Madem üçüncü davada burada olacağız Ali İsmail'i, Gezi'yi, Kayseri halkına daha fazla anlatmanın yollarını da bulacağız.
 
***
 
Davalar devam ettikçe, adliyeler katillere kucak açtıkta, Gezi şehitlerimizin aileleri birbirleriyle ve omuz verenlerle kenetleniyorlar. Davaya müdahil olmak isteyen Berkin Elvan, Ahmet Atakan, Ethem Sarısülük, Mehmet Ayvalıtaş'ın ailelerini mahkeme heyeti suçtan doğrudan etkilenmediğini söylüyor. Oysa herkes biliyor ki emri veren Tayyip Erdoğan Gezi şehitleri ailelerine karşı ayrımsız bir nefret besliyor. Bu davaya bakanlar er ya da geç bu gerçeği dikkate almak Başbakan'a kadar çıkan yargılamayı yapmak zorunda kalacak.
Davanın hakimi gözlerin üzerinde olduğunu biliyor. Çok dikkatli ele almaya mecbur kalıyor. Ethem'in davası sırasında uyuya kalarak rezil olan hakimlerden olmak istemiyor. Fakat AKP standartından kopamıyor. Tanıkların çok büyük bir kısmı açıkça katilleri anlatmasına, görüntülerle teşhis etmelerine, savcı Yalçın Akbulut'un tutukluluğunu istemesine rağmen bir tutuklama kararı bile verememesi bu durumu gösteriyor.
Gezi şehitlerimizin davalarının hepsinde en ağır cezaların verilmesi için Ali İsmail Davası çok önemli bir yerde duruyor. Ailelerin ve toplumun bir nebze de olsa rahatlatacak en önemli aşama katillerin tutuklanması.
Ali İsmail'i savunan ve sahiplenen avukatlar, salonu dolduranlar, adliye önü bir güç yarattı. Katil avukatları üzerinde her söz aldıklarında kendilerini ele veren zavallı bir savunma çizgisi yarattı. Ali İsmail'in boyunun kısalığından tutturarak, merdivenden düşme yalanını tekrar ederek katil aklamak isteyen avukatlar dalga konusu olmakla kaldılar.
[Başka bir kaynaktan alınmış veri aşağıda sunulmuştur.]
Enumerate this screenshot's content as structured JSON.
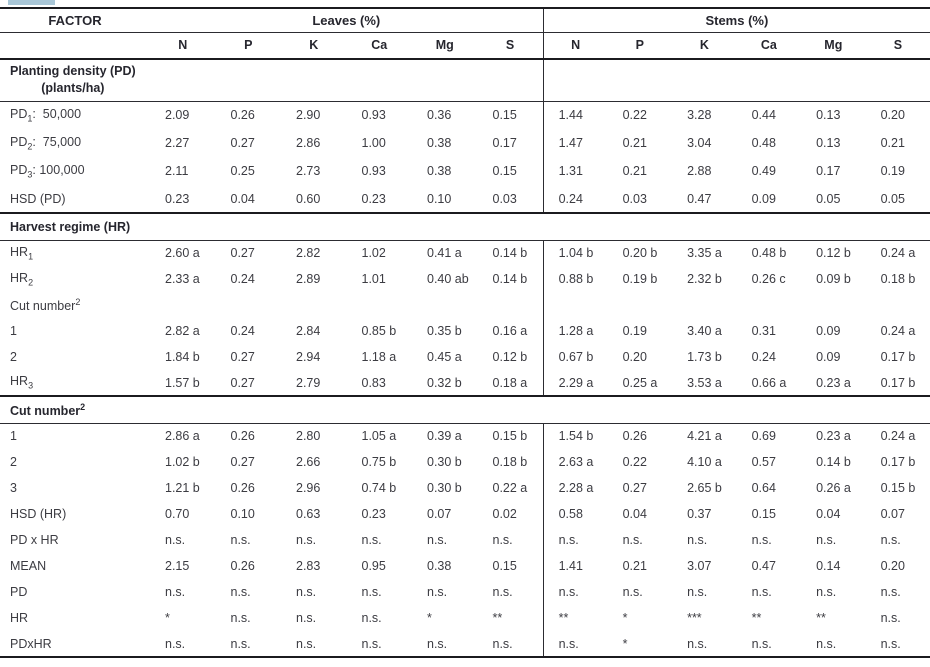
{
  "page": {
    "tab_remnant_color": "#a9c7d8"
  },
  "table": {
    "factor_header": "FACTOR",
    "groups": [
      {
        "label": "Leaves (%)"
      },
      {
        "label": "Stems (%)"
      }
    ],
    "nutrients": [
      "N",
      "P",
      "K",
      "Ca",
      "Mg",
      "S"
    ],
    "rows": [
      {
        "kind": "label",
        "label": [
          [
            "t",
            "Planting density (PD)"
          ],
          [
            "br",
            ""
          ],
          [
            "t",
            "(plants/ha)"
          ]
        ]
      },
      {
        "kind": "data",
        "label": [
          [
            "t",
            "PD"
          ],
          [
            "sub",
            "1"
          ],
          [
            "t",
            ":  50,000"
          ]
        ],
        "cells": [
          "2.09",
          "0.26",
          "2.90",
          "0.93",
          "0.36",
          "0.15",
          "1.44",
          "0.22",
          "3.28",
          "0.44",
          "0.13",
          "0.20"
        ]
      },
      {
        "kind": "data",
        "label": [
          [
            "t",
            "PD"
          ],
          [
            "sub",
            "2"
          ],
          [
            "t",
            ":  75,000"
          ]
        ],
        "cells": [
          "2.27",
          "0.27",
          "2.86",
          "1.00",
          "0.38",
          "0.17",
          "1.47",
          "0.21",
          "3.04",
          "0.48",
          "0.13",
          "0.21"
        ]
      },
      {
        "kind": "data",
        "label": [
          [
            "t",
            "PD"
          ],
          [
            "sub",
            "3"
          ],
          [
            "t",
            ": 100,000"
          ]
        ],
        "cells": [
          "2.11",
          "0.25",
          "2.73",
          "0.93",
          "0.38",
          "0.15",
          "1.31",
          "0.21",
          "2.88",
          "0.49",
          "0.17",
          "0.19"
        ]
      },
      {
        "kind": "data",
        "label": [
          [
            "t",
            "HSD (PD)"
          ]
        ],
        "cells": [
          "0.23",
          "0.04",
          "0.60",
          "0.23",
          "0.10",
          "0.03",
          "0.24",
          "0.03",
          "0.47",
          "0.09",
          "0.05",
          "0.05"
        ]
      },
      {
        "kind": "section",
        "label": [
          [
            "t",
            "Harvest regime (HR)"
          ]
        ]
      },
      {
        "kind": "data",
        "label": [
          [
            "t",
            "HR"
          ],
          [
            "sub",
            "1"
          ]
        ],
        "cells": [
          "2.60 a",
          "0.27",
          "2.82",
          "1.02",
          "0.41 a",
          "0.14 b",
          "1.04 b",
          "0.20 b",
          "3.35 a",
          "0.48 b",
          "0.12 b",
          "0.24 a"
        ]
      },
      {
        "kind": "data",
        "label": [
          [
            "t",
            "HR"
          ],
          [
            "sub",
            "2"
          ]
        ],
        "cells": [
          "2.33 a",
          "0.24",
          "2.89",
          "1.01",
          "0.40 ab",
          "0.14 b",
          "0.88 b",
          "0.19 b",
          "2.32 b",
          "0.26 c",
          "0.09 b",
          "0.18 b"
        ]
      },
      {
        "kind": "sublabel",
        "label": [
          [
            "t",
            "Cut number"
          ],
          [
            "sup",
            "2"
          ]
        ]
      },
      {
        "kind": "data",
        "label": [
          [
            "t",
            "1"
          ]
        ],
        "cells": [
          "2.82 a",
          "0.24",
          "2.84",
          "0.85 b",
          "0.35 b",
          "0.16 a",
          "1.28 a",
          "0.19",
          "3.40 a",
          "0.31",
          "0.09",
          "0.24 a"
        ]
      },
      {
        "kind": "data",
        "label": [
          [
            "t",
            "2"
          ]
        ],
        "cells": [
          "1.84 b",
          "0.27",
          "2.94",
          "1.18 a",
          "0.45 a",
          "0.12 b",
          "0.67 b",
          "0.20",
          "1.73 b",
          "0.24",
          "0.09",
          "0.17 b"
        ]
      },
      {
        "kind": "data",
        "label": [
          [
            "t",
            "HR"
          ],
          [
            "sub",
            "3"
          ]
        ],
        "cells": [
          "1.57 b",
          "0.27",
          "2.79",
          "0.83",
          "0.32 b",
          "0.18 a",
          "2.29 a",
          "0.25 a",
          "3.53 a",
          "0.66 a",
          "0.23 a",
          "0.17 b"
        ]
      },
      {
        "kind": "section",
        "label": [
          [
            "t",
            "Cut number"
          ],
          [
            "sup",
            "2"
          ]
        ]
      },
      {
        "kind": "data",
        "label": [
          [
            "t",
            "1"
          ]
        ],
        "cells": [
          "2.86 a",
          "0.26",
          "2.80",
          "1.05 a",
          "0.39 a",
          "0.15 b",
          "1.54 b",
          "0.26",
          "4.21 a",
          "0.69",
          "0.23 a",
          "0.24 a"
        ]
      },
      {
        "kind": "data",
        "label": [
          [
            "t",
            "2"
          ]
        ],
        "cells": [
          "1.02 b",
          "0.27",
          "2.66",
          "0.75 b",
          "0.30 b",
          "0.18 b",
          "2.63 a",
          "0.22",
          "4.10 a",
          "0.57",
          "0.14 b",
          "0.17 b"
        ]
      },
      {
        "kind": "data",
        "label": [
          [
            "t",
            "3"
          ]
        ],
        "cells": [
          "1.21 b",
          "0.26",
          "2.96",
          "0.74 b",
          "0.30 b",
          "0.22 a",
          "2.28 a",
          "0.27",
          "2.65 b",
          "0.64",
          "0.26 a",
          "0.15 b"
        ]
      },
      {
        "kind": "data",
        "label": [
          [
            "t",
            "HSD (HR)"
          ]
        ],
        "cells": [
          "0.70",
          "0.10",
          "0.63",
          "0.23",
          "0.07",
          "0.02",
          "0.58",
          "0.04",
          "0.37",
          "0.15",
          "0.04",
          "0.07"
        ]
      },
      {
        "kind": "data",
        "label": [
          [
            "t",
            "PD x HR"
          ]
        ],
        "cells": [
          "n.s.",
          "n.s.",
          "n.s.",
          "n.s.",
          "n.s.",
          "n.s.",
          "n.s.",
          "n.s.",
          "n.s.",
          "n.s.",
          "n.s.",
          "n.s."
        ]
      },
      {
        "kind": "data",
        "label": [
          [
            "t",
            "MEAN"
          ]
        ],
        "cells": [
          "2.15",
          "0.26",
          "2.83",
          "0.95",
          "0.38",
          "0.15",
          "1.41",
          "0.21",
          "3.07",
          "0.47",
          "0.14",
          "0.20"
        ]
      },
      {
        "kind": "data",
        "label": [
          [
            "t",
            "PD"
          ]
        ],
        "cells": [
          "n.s.",
          "n.s.",
          "n.s.",
          "n.s.",
          "n.s.",
          "n.s.",
          "n.s.",
          "n.s.",
          "n.s.",
          "n.s.",
          "n.s.",
          "n.s."
        ]
      },
      {
        "kind": "data",
        "label": [
          [
            "t",
            "HR"
          ]
        ],
        "cells": [
          "*",
          "n.s.",
          "n.s.",
          "n.s.",
          "*",
          "**",
          "**",
          "*",
          "***",
          "**",
          "**",
          "n.s."
        ]
      },
      {
        "kind": "data",
        "label": [
          [
            "t",
            "PDxHR"
          ]
        ],
        "cells": [
          "n.s.",
          "n.s.",
          "n.s.",
          "n.s.",
          "n.s.",
          "n.s.",
          "n.s.",
          "*",
          "n.s.",
          "n.s.",
          "n.s.",
          "n.s."
        ]
      }
    ]
  }
}
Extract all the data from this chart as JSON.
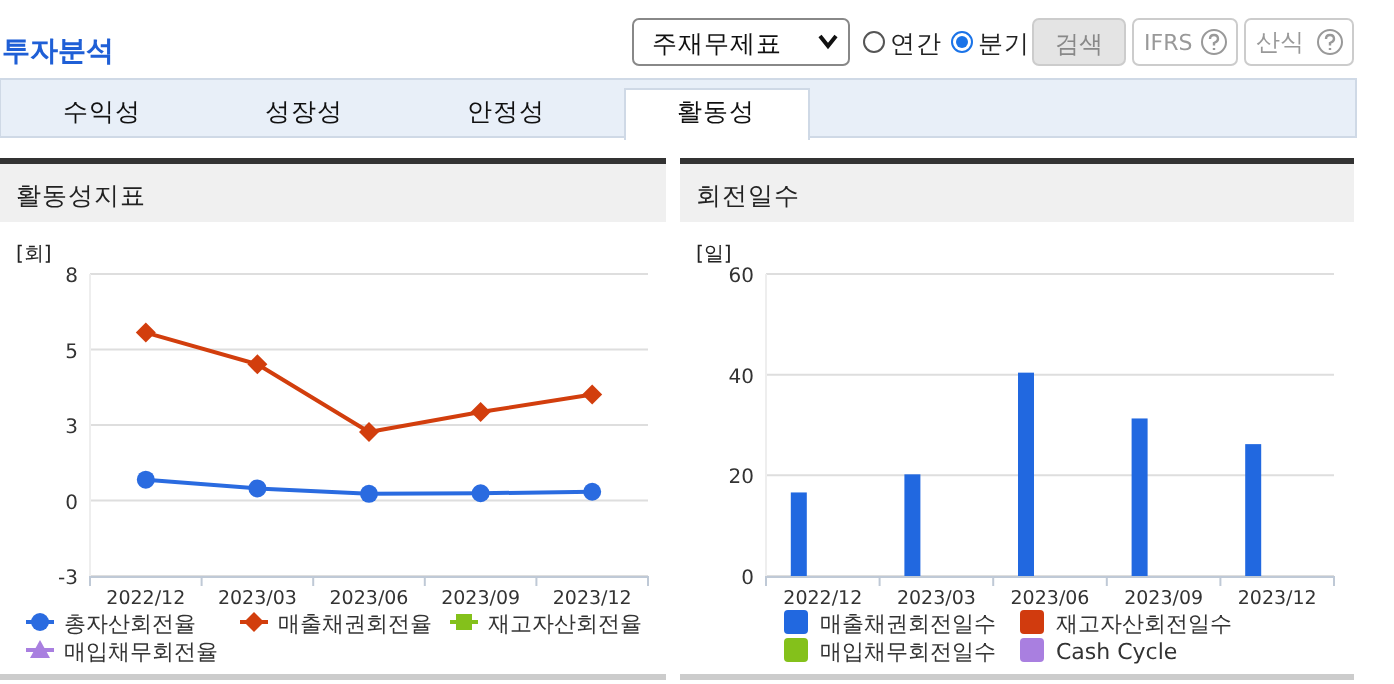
{
  "chart_data": [
    {
      "type": "other",
      "title": "투자분석",
      "annotations": [
        "주재무제표",
        "연간",
        "분기",
        "검색",
        "IFRS",
        "산식",
        "수익성",
        "성장성",
        "안정성",
        "활동성"
      ]
    },
    {
      "type": "line",
      "title": "활동성지표",
      "ylabel": "[회]",
      "categories": [
        "2022/12",
        "2023/03",
        "2023/06",
        "2023/09",
        "2023/12"
      ],
      "ylim": [
        -2.5,
        7.5
      ],
      "yticks": [
        {
          "value": -2.5,
          "label": "-3"
        },
        {
          "value": 0,
          "label": "0"
        },
        {
          "value": 2.5,
          "label": "3"
        },
        {
          "value": 5,
          "label": "5"
        },
        {
          "value": 7.5,
          "label": "8"
        }
      ],
      "grid": "y",
      "legend": "bottom",
      "series": [
        {
          "name": "총자산회전율",
          "color": "#2a6be0",
          "marker": "circle",
          "values": [
            0.69,
            0.4,
            0.22,
            0.24,
            0.29
          ]
        },
        {
          "name": "매출채권회전율",
          "color": "#d23e0d",
          "marker": "diamond",
          "values": [
            5.56,
            4.51,
            2.27,
            2.93,
            3.51
          ]
        },
        {
          "name": "재고자산회전율",
          "color": "#84c11b",
          "marker": "square",
          "values": [
            null,
            null,
            null,
            null,
            null
          ]
        },
        {
          "name": "매입채무회전율",
          "color": "#a97fe0",
          "marker": "triangle",
          "values": [
            null,
            null,
            null,
            null,
            null
          ]
        }
      ]
    },
    {
      "type": "bar",
      "title": "회전일수",
      "ylabel": "[일]",
      "categories": [
        "2022/12",
        "2023/03",
        "2023/06",
        "2023/09",
        "2023/12"
      ],
      "ylim": [
        0,
        60
      ],
      "yticks": [
        0,
        20,
        40,
        60
      ],
      "grid": "y",
      "legend": "bottom",
      "series": [
        {
          "name": "매출채권회전일수",
          "color": "#2168e0",
          "values": [
            16.6,
            20.2,
            40.4,
            31.3,
            26.2
          ]
        },
        {
          "name": "재고자산회전일수",
          "color": "#d13b0e",
          "values": [
            null,
            null,
            null,
            null,
            null
          ]
        },
        {
          "name": "매입채무회전일수",
          "color": "#84c11b",
          "values": [
            null,
            null,
            null,
            null,
            null
          ]
        },
        {
          "name": "Cash Cycle",
          "color": "#a97fe0",
          "values": [
            null,
            null,
            null,
            null,
            null
          ]
        }
      ]
    }
  ]
}
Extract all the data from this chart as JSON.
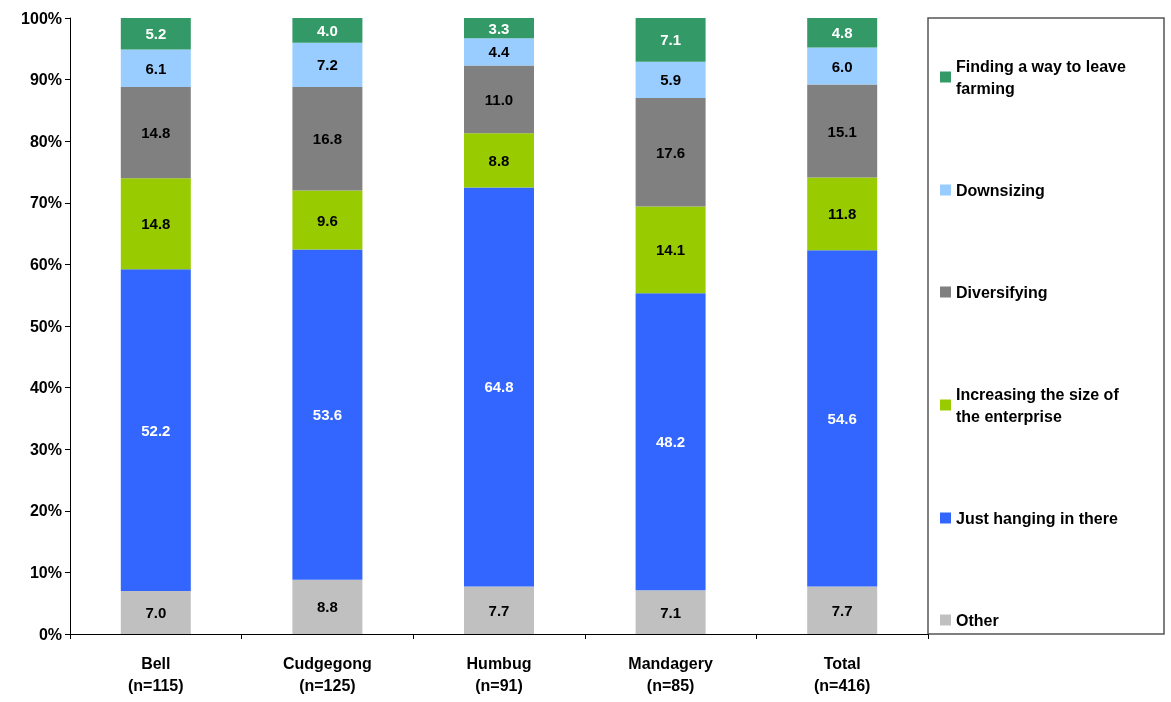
{
  "chart_data": {
    "type": "bar",
    "stacked": true,
    "grid": false,
    "legend": "right",
    "categories": [
      "Bell\n(n=115)",
      "Cudgegong\n(n=125)",
      "Humbug\n(n=91)",
      "Mandagery\n(n=85)",
      "Total\n(n=416)"
    ],
    "ylim": [
      0,
      100
    ],
    "yticks": [
      {
        "value": 0,
        "label": "0%"
      },
      {
        "value": 10,
        "label": "10%"
      },
      {
        "value": 20,
        "label": "20%"
      },
      {
        "value": 30,
        "label": "30%"
      },
      {
        "value": 40,
        "label": "40%"
      },
      {
        "value": 50,
        "label": "50%"
      },
      {
        "value": 60,
        "label": "60%"
      },
      {
        "value": 70,
        "label": "70%"
      },
      {
        "value": 80,
        "label": "80%"
      },
      {
        "value": 90,
        "label": "90%"
      },
      {
        "value": 100,
        "label": "100%"
      }
    ],
    "series": [
      {
        "name": "Other",
        "color": "#c0c0c0",
        "values": [
          7.0,
          8.8,
          7.7,
          7.1,
          7.7
        ],
        "value_labels": [
          "7.0",
          "8.8",
          "7.7",
          "7.1",
          "7.7"
        ]
      },
      {
        "name": "Just hanging in there",
        "color": "#3366ff",
        "values": [
          52.2,
          53.6,
          64.8,
          48.2,
          54.6
        ],
        "value_labels": [
          "52.2",
          "53.6",
          "64.8",
          "48.2",
          "54.6"
        ]
      },
      {
        "name": "Increasing the size of the enterprise",
        "color": "#99cc00",
        "values": [
          14.8,
          9.6,
          8.8,
          14.1,
          11.8
        ],
        "value_labels": [
          "14.8",
          "9.6",
          "8.8",
          "14.1",
          "11.8"
        ]
      },
      {
        "name": "Diversifying",
        "color": "#808080",
        "values": [
          14.8,
          16.8,
          11.0,
          17.6,
          15.1
        ],
        "value_labels": [
          "14.8",
          "16.8",
          "11.0",
          "17.6",
          "15.1"
        ]
      },
      {
        "name": "Downsizing",
        "color": "#99ccff",
        "values": [
          6.1,
          7.2,
          4.4,
          5.9,
          6.0
        ],
        "value_labels": [
          "6.1",
          "7.2",
          "4.4",
          "5.9",
          "6.0"
        ]
      },
      {
        "name": "Finding a way to leave farming",
        "color": "#339966",
        "values": [
          5.2,
          4.0,
          3.3,
          7.1,
          4.8
        ],
        "value_labels": [
          "5.2",
          "4.0",
          "3.3",
          "7.1",
          "4.8"
        ]
      }
    ]
  }
}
Başbakan'a bağlı bando takımı gibiydiler. Mahkeme sırasında sanık avukatları Gezi ile ilgili sözler söyleyince karşımızda sanki Başbakan'ı gördük gibi oldu.
 
***
 
Basit bir protokolün kuralını bile kendi saltanat çizgisine çekmek isteyen Başbakan'ın rezilliği arttıkça artıyor. Onun en büyük çelişkisi Gezi'yi sürdürenler. Şehitlerimizin katillerini aklamayı çocuk oyuncağı sanıyor.
Her yerden çıktığımız gibi karşısına davalarımızla da çıkacağız. Yargının başını tuttuğunu düşünürken biz omur iliğini tutacağız. Üç beş ağaç nelere kadirdi, bir davamız nelere kadir olacak.